Sometime I had purchased a FT101EE and was paying it off with my monthly army pay which wasn’t much at all. I took it with me to the depot and set up station there for weekends off time. I sometimes used the FT-101EE’s mic PTT button as a Morse code key and this impressed another soldier there who was a “doggy”. They stood guard at night walking with their dogs and R1 rifles. This soldier was Vincent who later became a ham and got the call sign ZS6BTY.
I happened to have a QSO with Brian Austin, ZS6BKW, famous for his BKW open wire fed antenna. Brian was a captain in the citizen force. Within a week he had me out of the ammunition depot and I became a signaler, a radio operator. Initially being called up for a year gave me six months being in signals, that six months became another eighteen months as legislation changed and everyone had to do two years national service.
After the army I went into the post office and trained as a telecom technician. I took my station to the Post Office college at Olifantsfontein where I stayed for three months at a time doing practical in between. I met up with a ham and his wife who lived close by and was often invited for supper. Hostel food was good but something different is always better.
In 1980 I met my wife and we were married later that year. I couldn’t get a transfer after qualifying as a technician so had to resign and in 1981 started work in Lichtenburg where I still stay now, with a cement company as an instrument technician. The workshop was well equipped for building PCB’s and it was here where I built an electronic keyer and a paddle using a hacksaw blade with perspex handle. I can’t recall whether I used a proven design or designed it myself. Logics (TTL / CMOS Gates) at tech was one of my main subjects. The keyer and paddle lasted me till way after 1995 – fifteen years later, together with the FT101EE I bought while in the army! I sold the keyer after buying an Icom IC-706mkiig which changed my ham radio world drastically. It of course had a built in keyer.
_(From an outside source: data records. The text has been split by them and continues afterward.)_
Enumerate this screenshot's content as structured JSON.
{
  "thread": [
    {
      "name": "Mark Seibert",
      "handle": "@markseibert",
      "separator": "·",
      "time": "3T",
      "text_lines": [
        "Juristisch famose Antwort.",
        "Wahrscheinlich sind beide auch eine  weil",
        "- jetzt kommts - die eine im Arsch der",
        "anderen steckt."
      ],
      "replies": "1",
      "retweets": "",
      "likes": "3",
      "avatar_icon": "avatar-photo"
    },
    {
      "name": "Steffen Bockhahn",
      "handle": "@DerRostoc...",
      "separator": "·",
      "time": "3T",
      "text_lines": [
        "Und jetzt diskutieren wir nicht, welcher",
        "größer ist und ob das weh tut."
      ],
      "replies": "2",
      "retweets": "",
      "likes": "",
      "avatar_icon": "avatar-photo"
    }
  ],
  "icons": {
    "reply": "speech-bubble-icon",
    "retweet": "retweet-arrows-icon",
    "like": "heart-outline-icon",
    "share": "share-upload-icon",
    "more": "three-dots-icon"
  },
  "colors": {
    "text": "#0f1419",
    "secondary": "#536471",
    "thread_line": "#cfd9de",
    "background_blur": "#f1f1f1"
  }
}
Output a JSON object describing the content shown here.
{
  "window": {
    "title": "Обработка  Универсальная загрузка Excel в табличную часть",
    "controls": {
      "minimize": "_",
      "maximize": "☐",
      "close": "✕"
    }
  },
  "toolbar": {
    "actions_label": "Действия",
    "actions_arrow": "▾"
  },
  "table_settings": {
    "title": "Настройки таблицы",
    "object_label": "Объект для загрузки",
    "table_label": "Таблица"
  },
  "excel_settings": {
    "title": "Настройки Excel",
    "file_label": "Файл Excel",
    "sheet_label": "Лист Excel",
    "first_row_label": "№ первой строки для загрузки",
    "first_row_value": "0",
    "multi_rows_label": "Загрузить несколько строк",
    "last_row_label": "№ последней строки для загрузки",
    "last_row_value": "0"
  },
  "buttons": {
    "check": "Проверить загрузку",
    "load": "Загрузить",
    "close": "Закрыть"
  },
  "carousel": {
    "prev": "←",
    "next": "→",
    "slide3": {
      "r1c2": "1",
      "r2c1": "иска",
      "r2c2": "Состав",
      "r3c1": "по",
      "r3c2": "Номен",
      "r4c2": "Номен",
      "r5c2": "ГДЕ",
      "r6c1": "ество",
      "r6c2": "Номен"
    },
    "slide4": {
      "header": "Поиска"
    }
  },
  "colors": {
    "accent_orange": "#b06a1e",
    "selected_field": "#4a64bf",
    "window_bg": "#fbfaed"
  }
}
By the mid 1990’s I had done a career change away from a technical field and into computers doing systems programming and database administration on a mainframe system.
Many of our local ham radio club members wanted to upgrade to a ZS so I started giving Morse code lessons and after a few months many passed their morse code test. A few are my good friends Gert ZS6SMI, Dave ZS6DDU and Kobus ZS6RPJ. We lost some of our friends along the way R.I.P.